The inquest was told that after the CT scan was eventually carried out on September 12, when the report was sent to Dr Luke it is not clear if it included the addendum detailing the possible twisted bowel or was missed by him because of a large gap in the report due to the formatting. The inquest also heard it was wrongly flagged up as “urgent” rather than “critical”.
Doctors working on the night shift were aware of the findings, having been informed by the radiologist consultant, but this was not relayed to Dr Luke. Isla was also not assessed in the early hours prior to her death despite the nursing team being “concerned about the pain she was in”, the inquest heard.
Following a post-mortem, paediatric pathologist, professor Marta Cohen gave a cause of death of colonic ischemia caused by myotonic dystrophy.
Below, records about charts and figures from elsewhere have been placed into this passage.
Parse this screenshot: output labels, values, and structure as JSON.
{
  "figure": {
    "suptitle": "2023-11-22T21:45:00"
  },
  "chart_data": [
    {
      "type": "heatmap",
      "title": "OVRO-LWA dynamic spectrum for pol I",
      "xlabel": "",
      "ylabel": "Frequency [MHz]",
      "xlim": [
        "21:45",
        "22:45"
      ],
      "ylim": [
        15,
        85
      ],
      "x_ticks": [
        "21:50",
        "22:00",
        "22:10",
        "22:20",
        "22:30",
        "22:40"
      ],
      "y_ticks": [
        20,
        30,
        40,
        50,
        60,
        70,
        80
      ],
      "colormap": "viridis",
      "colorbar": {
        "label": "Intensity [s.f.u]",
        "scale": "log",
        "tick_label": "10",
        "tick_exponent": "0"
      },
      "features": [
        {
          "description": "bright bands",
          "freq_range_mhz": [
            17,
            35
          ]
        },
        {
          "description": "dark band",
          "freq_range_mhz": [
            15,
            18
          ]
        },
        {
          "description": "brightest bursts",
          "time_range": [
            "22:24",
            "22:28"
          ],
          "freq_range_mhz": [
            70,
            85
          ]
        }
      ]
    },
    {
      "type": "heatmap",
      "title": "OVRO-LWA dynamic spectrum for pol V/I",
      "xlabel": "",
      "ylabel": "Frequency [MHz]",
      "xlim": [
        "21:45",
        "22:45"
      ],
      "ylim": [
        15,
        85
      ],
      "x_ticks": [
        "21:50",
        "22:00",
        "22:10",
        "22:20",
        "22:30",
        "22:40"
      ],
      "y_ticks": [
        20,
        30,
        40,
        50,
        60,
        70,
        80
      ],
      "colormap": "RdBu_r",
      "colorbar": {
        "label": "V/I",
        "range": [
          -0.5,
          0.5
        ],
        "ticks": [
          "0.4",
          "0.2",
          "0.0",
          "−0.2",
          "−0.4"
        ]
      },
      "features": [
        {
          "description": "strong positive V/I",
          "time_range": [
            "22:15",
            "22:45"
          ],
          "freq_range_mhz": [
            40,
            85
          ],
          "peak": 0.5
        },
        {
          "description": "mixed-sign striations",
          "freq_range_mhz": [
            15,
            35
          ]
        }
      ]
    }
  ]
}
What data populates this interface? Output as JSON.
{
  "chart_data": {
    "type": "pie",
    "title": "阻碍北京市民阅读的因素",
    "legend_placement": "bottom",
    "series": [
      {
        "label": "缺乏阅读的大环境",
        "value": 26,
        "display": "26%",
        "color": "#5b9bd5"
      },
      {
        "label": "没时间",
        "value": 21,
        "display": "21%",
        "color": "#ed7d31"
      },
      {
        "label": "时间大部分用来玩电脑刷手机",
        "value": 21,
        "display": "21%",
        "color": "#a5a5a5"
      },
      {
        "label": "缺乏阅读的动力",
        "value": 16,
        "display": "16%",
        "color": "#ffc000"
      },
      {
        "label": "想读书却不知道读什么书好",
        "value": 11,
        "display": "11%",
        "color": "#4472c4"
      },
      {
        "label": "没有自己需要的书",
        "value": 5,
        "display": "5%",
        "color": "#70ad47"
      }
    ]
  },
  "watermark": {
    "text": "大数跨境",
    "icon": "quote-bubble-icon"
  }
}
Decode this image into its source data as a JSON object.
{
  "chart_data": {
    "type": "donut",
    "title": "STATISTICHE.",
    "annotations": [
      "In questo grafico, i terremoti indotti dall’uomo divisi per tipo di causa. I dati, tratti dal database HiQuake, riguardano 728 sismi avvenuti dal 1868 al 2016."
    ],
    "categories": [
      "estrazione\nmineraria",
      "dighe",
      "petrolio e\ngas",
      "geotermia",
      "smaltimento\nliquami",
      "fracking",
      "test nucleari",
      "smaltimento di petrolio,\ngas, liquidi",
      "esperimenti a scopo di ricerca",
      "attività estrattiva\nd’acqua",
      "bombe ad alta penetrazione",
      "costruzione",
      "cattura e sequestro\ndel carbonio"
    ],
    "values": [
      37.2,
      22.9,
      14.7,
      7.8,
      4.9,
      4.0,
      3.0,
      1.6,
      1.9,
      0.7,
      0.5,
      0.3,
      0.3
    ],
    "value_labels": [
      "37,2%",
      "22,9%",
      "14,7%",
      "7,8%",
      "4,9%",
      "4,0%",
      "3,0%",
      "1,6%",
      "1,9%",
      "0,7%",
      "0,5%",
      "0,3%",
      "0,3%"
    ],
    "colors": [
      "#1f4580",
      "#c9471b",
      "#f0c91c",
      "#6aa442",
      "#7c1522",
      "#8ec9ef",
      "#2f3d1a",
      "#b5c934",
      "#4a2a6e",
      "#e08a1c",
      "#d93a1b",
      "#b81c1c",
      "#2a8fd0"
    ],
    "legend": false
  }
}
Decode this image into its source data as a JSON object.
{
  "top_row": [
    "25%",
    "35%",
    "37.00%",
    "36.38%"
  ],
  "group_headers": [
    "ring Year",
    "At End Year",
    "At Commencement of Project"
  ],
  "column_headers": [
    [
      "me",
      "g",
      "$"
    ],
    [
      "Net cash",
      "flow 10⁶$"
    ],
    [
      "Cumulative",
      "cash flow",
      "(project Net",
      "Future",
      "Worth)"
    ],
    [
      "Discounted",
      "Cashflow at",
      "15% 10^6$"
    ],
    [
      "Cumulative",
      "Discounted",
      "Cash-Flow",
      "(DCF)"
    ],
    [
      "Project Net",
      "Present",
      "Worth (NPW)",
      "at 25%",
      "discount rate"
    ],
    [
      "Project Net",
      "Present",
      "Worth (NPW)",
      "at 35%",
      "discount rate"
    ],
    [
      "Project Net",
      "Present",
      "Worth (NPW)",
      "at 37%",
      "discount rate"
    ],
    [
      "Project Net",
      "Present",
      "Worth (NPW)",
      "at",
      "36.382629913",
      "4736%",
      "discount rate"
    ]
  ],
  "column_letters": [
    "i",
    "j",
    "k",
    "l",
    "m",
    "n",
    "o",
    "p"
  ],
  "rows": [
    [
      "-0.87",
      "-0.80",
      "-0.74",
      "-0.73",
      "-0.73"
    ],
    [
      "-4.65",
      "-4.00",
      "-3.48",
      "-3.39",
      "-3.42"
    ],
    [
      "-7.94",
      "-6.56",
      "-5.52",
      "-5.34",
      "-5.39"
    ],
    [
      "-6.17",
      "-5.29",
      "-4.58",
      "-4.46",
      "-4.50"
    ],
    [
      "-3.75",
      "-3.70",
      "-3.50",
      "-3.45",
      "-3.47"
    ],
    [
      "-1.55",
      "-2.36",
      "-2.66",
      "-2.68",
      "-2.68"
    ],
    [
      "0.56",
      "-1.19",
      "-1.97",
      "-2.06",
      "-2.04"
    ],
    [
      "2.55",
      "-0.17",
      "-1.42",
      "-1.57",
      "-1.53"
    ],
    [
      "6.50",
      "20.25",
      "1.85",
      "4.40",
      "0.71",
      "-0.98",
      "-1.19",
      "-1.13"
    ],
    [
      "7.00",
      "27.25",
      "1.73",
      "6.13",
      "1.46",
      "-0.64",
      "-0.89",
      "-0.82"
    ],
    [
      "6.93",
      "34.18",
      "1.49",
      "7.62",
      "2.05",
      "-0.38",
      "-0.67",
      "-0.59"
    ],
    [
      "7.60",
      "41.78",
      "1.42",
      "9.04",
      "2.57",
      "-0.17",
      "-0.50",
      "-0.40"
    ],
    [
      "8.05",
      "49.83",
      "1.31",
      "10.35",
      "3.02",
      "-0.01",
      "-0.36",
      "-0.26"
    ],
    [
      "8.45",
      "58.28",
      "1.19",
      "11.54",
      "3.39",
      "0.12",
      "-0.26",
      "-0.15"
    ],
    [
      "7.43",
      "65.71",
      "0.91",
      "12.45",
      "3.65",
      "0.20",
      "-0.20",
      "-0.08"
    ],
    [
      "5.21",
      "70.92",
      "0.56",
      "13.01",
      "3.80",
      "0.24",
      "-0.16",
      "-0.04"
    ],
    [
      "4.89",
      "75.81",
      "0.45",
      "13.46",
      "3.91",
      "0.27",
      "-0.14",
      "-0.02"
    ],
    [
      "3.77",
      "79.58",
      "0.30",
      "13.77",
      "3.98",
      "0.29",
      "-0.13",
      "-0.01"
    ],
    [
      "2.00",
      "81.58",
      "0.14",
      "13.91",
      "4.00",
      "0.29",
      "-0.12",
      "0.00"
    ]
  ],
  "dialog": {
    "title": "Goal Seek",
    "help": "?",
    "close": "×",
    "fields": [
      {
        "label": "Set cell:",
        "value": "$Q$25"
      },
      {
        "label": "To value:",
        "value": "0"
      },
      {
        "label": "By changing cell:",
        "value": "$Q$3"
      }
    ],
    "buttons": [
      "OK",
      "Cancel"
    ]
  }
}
However, Dr Groves believes that given the evidence that has emerged in her investigation that morphine was also a cause of death. Dr Cohen does not consider it an “immediate cause” but would accept it being listed as “a contributory factor”.
The inquest was adjourned until a later date to allow the coroner to consider the evidence and speak further with Dr Cohen regarding the cause of death. He told the inquest: “I need time to reflect on what I’ve heard before I make any findings of fact. Clearly concerns have been raised about the standard of care. I will have to give thought if I include finding of neglect and if I need to issue a report for prevention of future deaths.”